I’m not saying that he’s better than George ‘ShaDowBurn’ Gushcha because I haven’t had the chance to watch him enough. It’s also entirely possible that game was an outlier and that he won’t be able to do it again. I would, however, argue that Haksal’s game against REUNITED is the best Genji performance in Overwatch history so far.
It doesn’t stop there. South Korea has a great number of individually skilled players. Name a western player and there is a Korean to match his skill level. Ryu ‘ryujehong’ Je Hong is arguably the best Ana player in the world. If you want to improve your Ana or just enjoy watching high level of play I’d recommend that you watch his stream.
Then we have Gong ‘Miro’ Jin Hyuk who is hands down the best Winston player in the world. His ability to stay alive and harass the enemy back line at the same time is incredible. Winston might not be the most demanding hero in the game when it comes to raw skill, but if you’re smart enough you can get a lot done. He was the MVP of the Overwatch World Cup when South Korea won the entire tournament without losing a single map.
My guess is that we’ll see more teams run Winston after Miro’s performance, and I’m sure players will be able to utilize Winston the same way Miro did. But he’s a pioneer for sure.
Click here for the best plays from the Overwatch World Cup.
Lunatic-Hai is Korea’s most successful team so far. They beat Rogue twice in the Overwatch APAC tournament in China before falling short in the grand final against the same team. That in itself is impressive considering that Rogue is the best team in the world at the moment (at least if you look at their placings in LAN tournaments.) They won APAC and finished top four at the Overwatch Open after losing to eventual tournament winners Misfits.
Lunatic-Hai are also off to a good start in the Overwatch Apex where they’ve secured the number one seed in their group after winning their two first matches.
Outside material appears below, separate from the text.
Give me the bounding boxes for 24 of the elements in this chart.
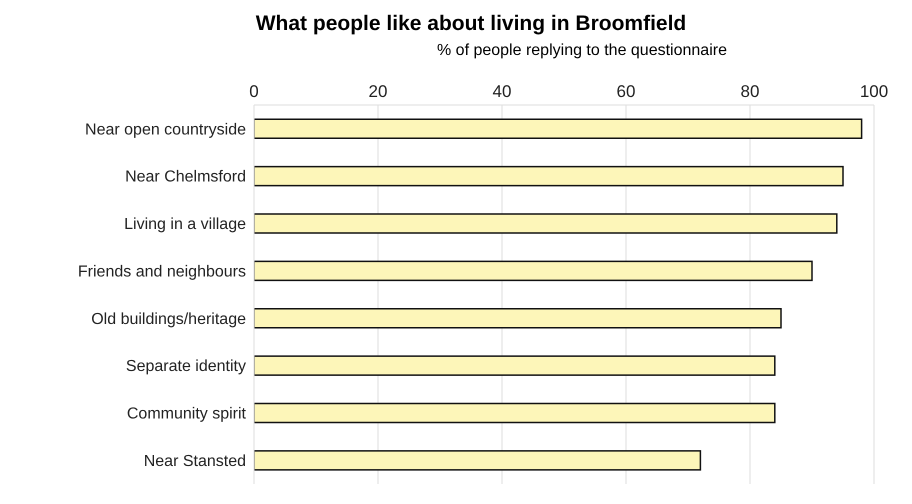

Including one against EnVyUs that leading up to the Overwatch Open was considered the best team in the world by many. It’s too early to call, but if they manage to come out on top and win the Overwatch Apex they might challenge Rogue for the number one spot.
50 million against the world
It will be interesting to see how RunAway with Haksal does at the Overwatch Apex. If they are as good as they looked against REUNITED one could argue that South Korean Overwatch is already ahead of the west. Even if that’s not the case they’re still not far behind.
What you need to consider is that South Korea has a population of just over 50 million people and Lunatic-Hai has already beaten two of the best western teams with players from all across Europe (and EnVyUs’ Ronnie ‘talespin’ DuPree from the USA). That’s pretty impressive when you consider that Europe is miles ahead of North America—even if EnVyUs resides in NA, I still consider them European. With that in mind it’s safe to assume South Korea is also a stronger region than North America.
South Korea is by no means a small country but if you compare them to the rest of the world it’s quite impressive that they’ve managed to get to the level they’re at right now. Obviously they’re doing something that the rest of the world doesn’t do. The fact that the west have so many teams in Korea over a long period of time during the Apex means that both regions get a chance to learn from each other. I for one hope that’s gonna be a common occurrence even after the Overwatch League starts early next year. If so, I think Overwatch stands a chance of being one of the healthiest esports scenes when it comes to the level of competition.